After a series of underlying factors such as bad management, poor roster construction and player fallouts, the Wolves' success has been unprecedented (and sweeter than ever).

They are currently 30-12 at the halfway point of the season, which is the best mark in the West. They are the first team in the Western Conference to reach 30 wins, trailing only the Boston Celtics for the best record in the NBA. 

Minnesota is on a 60-win pace, and they have the easiest schedule remaining in the entire league.

They are also on pace to surpass the franchise record of 58 wins in a season, which occurred in 2004 when they were led by Kevin Garnett (the best player in franchise history), Sam Cassell and Latrell Sprewell.

The next goal for this Wolves team? Win their first playoff series since that 2004 season.

After two decades of struggles, what changed for the Wolves? Let's break down their turnaround.


The Wolves currently have the best defense in the league by a wide margin, allowing 105.8 points per 100 possessions (the runner-up is allowing 108.3 points per 100 possessions).

They guard opponents unlike any other team in the NBA led by three-time Defensive Player of the Year Rudy Gobert at the rim. Surrounding Gobert are potential All-NBA-caliber defenders at the wings in Jaden McDaniels, Kyle Anderson, Anthony Edwards and Nickeil Alexander-Walker.

Although their offense is still suspect and a work in progress, the team knows how to lock down the opposition.


The Wolves' trio of Gobert, Edwards and Karl-Anthony Towns have been terrific.

The team is led by Edwards, a charismatic and burgeoning young superstar who has drawn comparisons to all-time great shooting guards Dwyane Wade (due to their similar build and playing style) and Michael Jordan (due to some eerie resemblances in their aerial capabilities, footwork and bank shots).

Edwards constantly wows the crowd with highlight-reel plays, and he gives the Wolves a true alpha, leader and closer. He's someone they can count on in the clutch, delivering when it matters the most. 

Bruce Brown, an adversary of the Wolves during their last playoff run when he was on the top-seeded Denver Nuggets, said that Edwards was the toughest guy he had to guard all postseason. He also added that Minnesota was the toughest team that Denver faced on their way to their championship.

The Wolves followed up this praise by beating the Nuggets in November and climbing to the No. 1 seed in the West.

The 22-year-old credited his stint with Team USA in the FIBA World Cup for being able to play in a system rather than just relying on isos all the time. Edwards was the leading scorer of the USA squad that finished just fourth, but the experience was invaluable for Edwards and prepared him for the season.

Gobert is thriving once again after a down season a year ago. The 31-year-old is turning heads and serving as the anchor of the best defense in the league. He is one of the front runners for the Defensive Player of the Year award, which would be his fourth (and tie him with Ben Wallace and Dikembe Mutombo for most all-time).

It wasn't long ago that fans were dubbing Minnesota's deal for Gobert as one of the worst trades in NBA history, but Gobert has bounced back beautifully as the front office’s vision of playing him with Towns came to fruition. 

Like Edwards, Towns is building off a strong stint in the World Cup and has been rock solid for the Wolves.
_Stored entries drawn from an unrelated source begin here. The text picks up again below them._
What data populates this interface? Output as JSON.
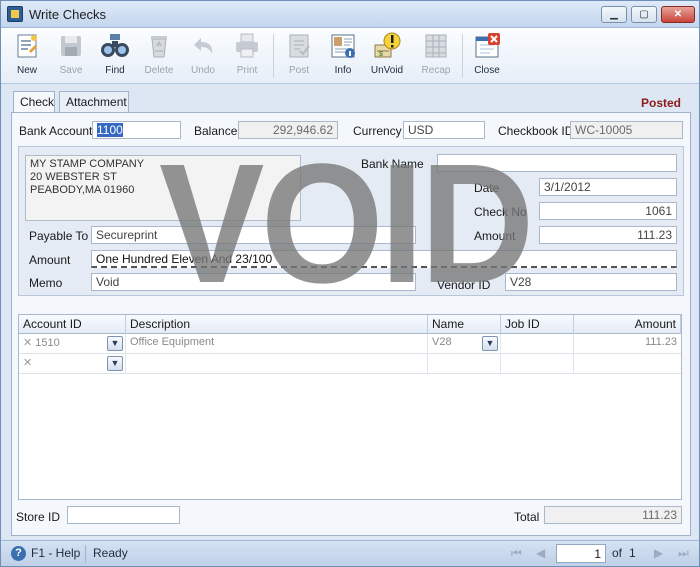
{
  "window": {
    "title": "Write Checks"
  },
  "toolbar": {
    "buttons": [
      {
        "label": "New",
        "icon": "new-document-icon",
        "enabled": true
      },
      {
        "label": "Save",
        "icon": "save-disk-icon",
        "enabled": false
      },
      {
        "label": "Find",
        "icon": "binoculars-icon",
        "enabled": true
      },
      {
        "label": "Delete",
        "icon": "recycle-bin-icon",
        "enabled": false
      },
      {
        "label": "Undo",
        "icon": "undo-arrow-icon",
        "enabled": false
      },
      {
        "label": "Print",
        "icon": "printer-icon",
        "enabled": false
      },
      {
        "label": "Post",
        "icon": "post-ledger-icon",
        "enabled": false
      },
      {
        "label": "Info",
        "icon": "info-icon",
        "enabled": true
      },
      {
        "label": "UnVoid",
        "icon": "unvoid-icon",
        "enabled": true
      },
      {
        "label": "Recap",
        "icon": "recap-icon",
        "enabled": false
      },
      {
        "label": "Close",
        "icon": "close-window-icon",
        "enabled": true
      }
    ]
  },
  "tabs": [
    {
      "label": "Check",
      "active": true
    },
    {
      "label": "Attachment",
      "active": false
    }
  ],
  "status_badge": "Posted",
  "header": {
    "bank_account_label": "Bank Account",
    "bank_account_value": "1100",
    "balance_label": "Balance",
    "balance_value": "292,946.62",
    "currency_label": "Currency",
    "currency_value": "USD",
    "checkbook_label": "Checkbook ID",
    "checkbook_value": "WC-10005"
  },
  "check": {
    "address_lines": [
      "MY STAMP COMPANY",
      "20 WEBSTER ST",
      "PEABODY,MA 01960"
    ],
    "bank_name_label": "Bank Name",
    "bank_name_value": "",
    "date_label": "Date",
    "date_value": "3/1/2012",
    "check_no_label": "Check No",
    "check_no_value": "1061",
    "payable_label": "Payable To",
    "payable_value": "Secureprint",
    "amount_label_right": "Amount",
    "amount_value": "111.23",
    "amount_label_left": "Amount",
    "amount_words": "One Hundred Eleven And 23/100",
    "memo_label": "Memo",
    "memo_value": "Void",
    "vendor_label": "Vendor ID",
    "vendor_value": "V28",
    "void_text": "VOID"
  },
  "grid": {
    "columns": [
      "Account ID",
      "Description",
      "Name",
      "Job ID",
      "Amount"
    ],
    "rows": [
      {
        "account_id": "1510",
        "description": "Office Equipment",
        "name": "V28",
        "job_id": "",
        "amount": "111.23"
      },
      {
        "account_id": "",
        "description": "",
        "name": "",
        "job_id": "",
        "amount": ""
      }
    ]
  },
  "footer": {
    "store_label": "Store ID",
    "store_value": "",
    "total_label": "Total",
    "total_value": "111.23"
  },
  "statusbar": {
    "help": "F1 - Help",
    "status": "Ready",
    "page": "1",
    "of_label": "of",
    "total_pages": "1"
  },
  "colors": {
    "posted": "#8b1b1b",
    "void_watermark": "#777777",
    "selection": "#3468c2"
  }
}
The No. 1 overall pick in the 2015 NBA Draft is taking a backseat to Edwards for the good of the team.  After plenty of losing seasons, Towns will do whatever is takes to win. He set his ego aside and committed to being the best second option in the league, which has had a huge impact on the Wolves.
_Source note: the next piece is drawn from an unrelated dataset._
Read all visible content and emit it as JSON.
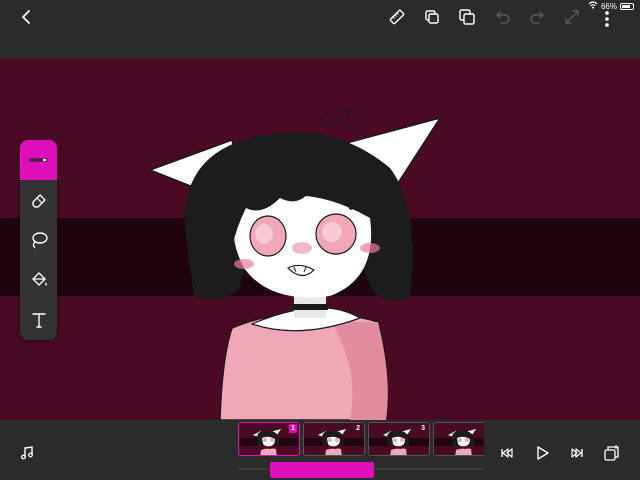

There have been times when Towns is asked to shoulder more of the offensive load (such as when Edwards was struggling or absent) and he's stepped up in those moments. He has also been incredibly efficient, averaging 21.6 points while shooting 51.1% from the field and 43% from three-point range.


The Wolves' trio is surrounded by quality role players, including starters McDaniels and Mike Conley. Both are nice supplementary pieces, with Conley providing stability as a floor general and shooting to space the floor and McDaniels giving them elite perimeter defense as well as spot-up shooting and occasional shot-making.
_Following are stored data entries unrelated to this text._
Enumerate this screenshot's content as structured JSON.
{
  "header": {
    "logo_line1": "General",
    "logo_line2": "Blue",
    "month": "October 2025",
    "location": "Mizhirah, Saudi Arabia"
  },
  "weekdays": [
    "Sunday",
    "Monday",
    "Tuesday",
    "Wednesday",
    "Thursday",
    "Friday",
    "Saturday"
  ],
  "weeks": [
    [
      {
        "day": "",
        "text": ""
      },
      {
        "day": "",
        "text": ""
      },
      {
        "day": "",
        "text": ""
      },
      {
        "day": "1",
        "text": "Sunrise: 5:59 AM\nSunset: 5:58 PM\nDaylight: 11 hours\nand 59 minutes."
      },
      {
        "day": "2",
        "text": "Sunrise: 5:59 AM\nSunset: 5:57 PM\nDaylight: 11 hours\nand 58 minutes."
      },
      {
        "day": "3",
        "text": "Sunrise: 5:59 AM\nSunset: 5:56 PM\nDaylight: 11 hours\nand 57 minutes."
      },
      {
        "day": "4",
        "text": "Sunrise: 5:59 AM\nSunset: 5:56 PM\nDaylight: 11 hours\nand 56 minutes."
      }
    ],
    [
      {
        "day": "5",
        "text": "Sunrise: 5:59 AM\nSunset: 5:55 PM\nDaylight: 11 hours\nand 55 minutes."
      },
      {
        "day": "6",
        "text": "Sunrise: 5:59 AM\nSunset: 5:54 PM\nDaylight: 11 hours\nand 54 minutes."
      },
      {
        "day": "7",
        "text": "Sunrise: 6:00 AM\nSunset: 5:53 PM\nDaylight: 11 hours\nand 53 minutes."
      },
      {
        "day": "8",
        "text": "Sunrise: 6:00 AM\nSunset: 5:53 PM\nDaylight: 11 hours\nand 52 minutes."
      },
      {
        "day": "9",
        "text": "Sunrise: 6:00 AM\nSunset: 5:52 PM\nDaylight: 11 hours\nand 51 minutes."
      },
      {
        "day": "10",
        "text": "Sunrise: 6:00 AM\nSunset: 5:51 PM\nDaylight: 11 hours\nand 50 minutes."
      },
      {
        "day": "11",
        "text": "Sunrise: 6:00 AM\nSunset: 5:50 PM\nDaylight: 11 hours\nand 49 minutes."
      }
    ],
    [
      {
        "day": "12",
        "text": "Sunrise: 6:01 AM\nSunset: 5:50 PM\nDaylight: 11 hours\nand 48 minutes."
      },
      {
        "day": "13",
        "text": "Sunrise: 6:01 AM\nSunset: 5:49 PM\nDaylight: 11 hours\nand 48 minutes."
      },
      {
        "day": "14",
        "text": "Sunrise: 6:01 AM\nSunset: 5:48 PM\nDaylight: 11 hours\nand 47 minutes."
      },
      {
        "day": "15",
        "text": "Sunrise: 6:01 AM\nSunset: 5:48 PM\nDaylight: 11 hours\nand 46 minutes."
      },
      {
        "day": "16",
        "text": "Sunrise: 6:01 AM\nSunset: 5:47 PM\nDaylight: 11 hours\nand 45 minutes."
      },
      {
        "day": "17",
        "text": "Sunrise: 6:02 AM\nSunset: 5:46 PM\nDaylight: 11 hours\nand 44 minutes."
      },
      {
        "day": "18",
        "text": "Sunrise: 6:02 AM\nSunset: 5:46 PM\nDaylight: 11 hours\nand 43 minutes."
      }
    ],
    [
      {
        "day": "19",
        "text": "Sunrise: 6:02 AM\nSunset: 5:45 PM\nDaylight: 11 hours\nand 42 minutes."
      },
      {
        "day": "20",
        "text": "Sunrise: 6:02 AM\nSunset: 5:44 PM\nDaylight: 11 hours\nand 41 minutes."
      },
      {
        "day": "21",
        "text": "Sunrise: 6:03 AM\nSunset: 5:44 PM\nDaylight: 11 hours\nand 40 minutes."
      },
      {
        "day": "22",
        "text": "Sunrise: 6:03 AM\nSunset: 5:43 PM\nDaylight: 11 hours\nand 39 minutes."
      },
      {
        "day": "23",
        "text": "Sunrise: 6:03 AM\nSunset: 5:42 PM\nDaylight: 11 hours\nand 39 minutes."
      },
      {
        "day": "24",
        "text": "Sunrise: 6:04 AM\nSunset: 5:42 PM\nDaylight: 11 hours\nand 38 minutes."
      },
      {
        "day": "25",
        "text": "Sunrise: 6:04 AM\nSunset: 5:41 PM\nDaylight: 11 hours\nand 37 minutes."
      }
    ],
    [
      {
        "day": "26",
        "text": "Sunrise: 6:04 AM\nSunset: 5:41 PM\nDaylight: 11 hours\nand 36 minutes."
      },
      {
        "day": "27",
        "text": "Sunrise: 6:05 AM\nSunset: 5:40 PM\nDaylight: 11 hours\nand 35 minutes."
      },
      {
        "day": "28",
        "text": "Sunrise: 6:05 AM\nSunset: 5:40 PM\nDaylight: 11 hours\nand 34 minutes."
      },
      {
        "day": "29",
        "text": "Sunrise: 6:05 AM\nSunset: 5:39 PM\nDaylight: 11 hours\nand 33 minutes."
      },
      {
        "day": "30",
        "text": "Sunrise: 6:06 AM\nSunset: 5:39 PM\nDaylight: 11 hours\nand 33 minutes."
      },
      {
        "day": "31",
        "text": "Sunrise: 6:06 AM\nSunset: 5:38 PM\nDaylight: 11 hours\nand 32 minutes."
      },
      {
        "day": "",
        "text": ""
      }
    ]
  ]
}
Minnesota arguably has the best eight-man rotation in the league, likely rivaled by just Boston and Denver.

In the playoffs, where rotations shrink and coaches tend to play their most trusted players, that's usually seven or eight players.

Off the bench, the Wolves have big man Naz Reid, a 6-foot-9 super scorer who’s become a Sixth Man of the Year candidate by providing instant offense. There’s also Anderson, a reliable Swiss army knife and point forward who is a playmaker on offense. Alexander-Walker does a little bit of everything, serving as a back-up ballhandler to Conley, lockdown wing defender and three-point shooter.


A huge credit for the Wolves' success this season goes to president of basketball operations Tim Connelly, who is the engineer of this roster. His vision and willingness to swing for the fences have paid off in a major way.

Chris Finch, who was hired as the team's head coach in 2021, has done a terrific job and is currently garnering some Coach of the Year buzz for his efforts.

The same goes for new owners Alex Rodriguez and Marc Lore, who went all in and weren’t afraid to spend for a win-now team that wants to win. 

After years of mediocrity, the Timberwolves are finally heading in the right direction. A small-market team that has exceeded all expectations, Minnesota has been one of the feel-good stories of the season – and they are just getting started.